18.1.20

O dia em que percebi que a infância do mais velho tinha ficado para trás, lembro-o pelo que me doeu. Não foi quando me ultrapassou em tamanho, nem na hora em que levantou o queixo a perguntar se também podia beber uma cerveja e tampouco quando me disse, cheio de cuidado, mau era se eu pensasse apenas conforme o que me ensinaste. Foi no dia em que decidiu mudar o quarto e desprezou, arrumando em caixas de tampa rija, todas as miudezas passadas, ternuras, cartas, bilhetes, mimos, fotografias, projetos, pinturas. Ficou a cama, a escrivaninha, um relógio, um candeeiro, quatro paredes nuas.

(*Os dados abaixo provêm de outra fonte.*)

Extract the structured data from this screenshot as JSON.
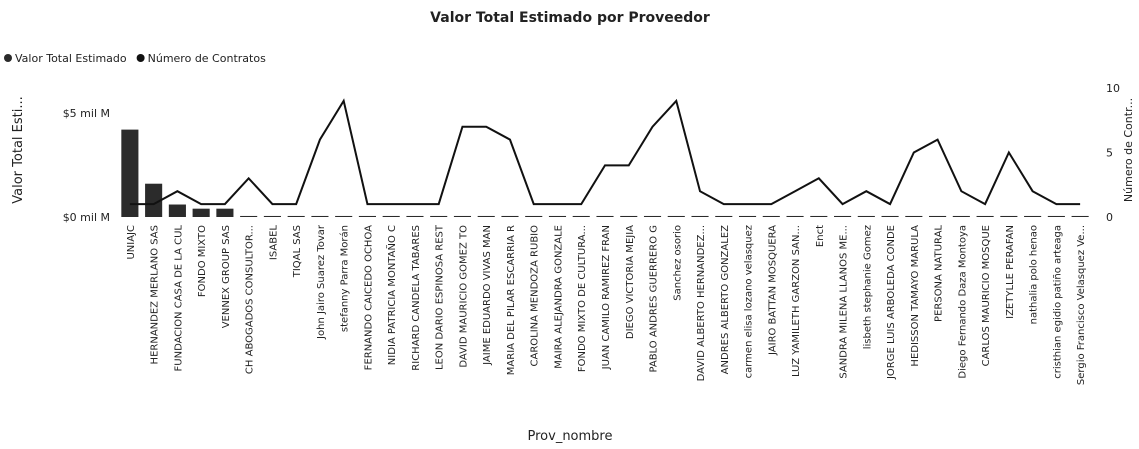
{
  "chart_data": {
    "type": "combo",
    "title": "Valor Total Estimado por Proveedor",
    "x_label": "Prov_nombre",
    "y_label": "Valor Total Esti...",
    "y2_label": "Número de Contr...",
    "categories": [
      "UNIAJC",
      "HERNANDEZ MERLANO SAS",
      "FUNDACION CASA DE LA CUL",
      "FONDO MIXTO",
      "VENNEX GROUP SAS",
      "CH ABOGADOS CONSULTOR...",
      "ISABEL",
      "TIQAL SAS",
      "John Jairo Suarez Tovar",
      "stefanny Parra Morán",
      "FERNANDO CAICEDO OCHOA",
      "NIDIA PATRICIA MONTAÑO C",
      "RICHARD CANDELA TABARES",
      "LEON DARIO ESPINOSA REST",
      "DAVID MAURICIO GOMEZ TO",
      "JAIME EDUARDO VIVAS MAN",
      "MARIA DEL PILAR ESCARRIA R",
      "CAROLINA MENDOZA RUBIO",
      "MAIRA ALEJANDRA GONZALE",
      "FONDO MIXTO DE CULTURA...",
      "JUAN CAMILO RAMIREZ FRAN",
      "DIEGO VICTORIA MEJIA",
      "PABLO ANDRES GUERRERO G",
      "Sanchez osorio",
      "DAVID ALBERTO HERNANDEZ...",
      "ANDRES ALBERTO GONZALEZ",
      "carmen elisa lozano velasquez",
      "JAIRO BATTAN MOSQUERA",
      "LUZ YAMILETH GARZON SAN...",
      "Enct",
      "SANDRA MILENA LLANOS ME...",
      "lisbeth stephanie Gomez",
      "JORGE LUIS ARBOLEDA CONDE",
      "HEDISSON TAMAYO MARULA",
      "PERSONA NATURAL",
      "Diego Fernando Daza Montoya",
      "CARLOS MAURICIO MOSQUE",
      "IZETYLLE PERAFAN",
      "nathalia polo henao",
      "cristhian egidio patiño arteaga",
      "Sergio Francisco Velasquez Ve..."
    ],
    "series": [
      {
        "name": "Valor Total Estimado",
        "type": "bar",
        "color": "#2b2b2b",
        "values": [
          4200000000,
          1600000000,
          600000000,
          400000000,
          400000000,
          50000000,
          50000000,
          50000000,
          50000000,
          50000000,
          50000000,
          50000000,
          50000000,
          50000000,
          50000000,
          50000000,
          50000000,
          50000000,
          50000000,
          50000000,
          50000000,
          50000000,
          50000000,
          50000000,
          50000000,
          50000000,
          50000000,
          50000000,
          50000000,
          50000000,
          50000000,
          50000000,
          50000000,
          50000000,
          50000000,
          50000000,
          50000000,
          50000000,
          50000000,
          50000000,
          50000000
        ]
      },
      {
        "name": "Número de Contratos",
        "type": "line",
        "axis": "y2",
        "color": "#111111",
        "values": [
          1,
          1,
          2,
          1,
          1,
          3,
          1,
          1,
          6,
          9,
          1,
          1,
          1,
          1,
          7,
          7,
          6,
          1,
          1,
          1,
          4,
          4,
          7,
          9,
          2,
          1,
          1,
          1,
          2,
          3,
          1,
          2,
          1,
          5,
          6,
          2,
          1,
          5,
          2,
          1,
          1
        ]
      }
    ],
    "ylim": [
      0,
      6200000000
    ],
    "yticks": [
      {
        "value": 0,
        "label": "$0 mil M"
      },
      {
        "value": 5000000000,
        "label": "$5 mil M"
      }
    ],
    "y2lim": [
      0,
      10
    ],
    "y2ticks": [
      0,
      5,
      10
    ],
    "legend": "top-left"
  }
}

Parecia o quarto de alguém que houvesse morrido e era-o, de certa forma. Imaginei que, dali em diante, naquele quarto habitaria uma indefinição, um rebelde, um sonhador, um poeta de escárnio, um aventureiro, um desesperançado, um romântico, um cavaleiro, um conquistador, um desnorteado, um teimoso, um indiferente, um bailarino, um companheiro, um estranho, um vaidoso, um desleixado. E perguntei-me quantos anos ainda teria de esperar até que daí nascesse um Homem.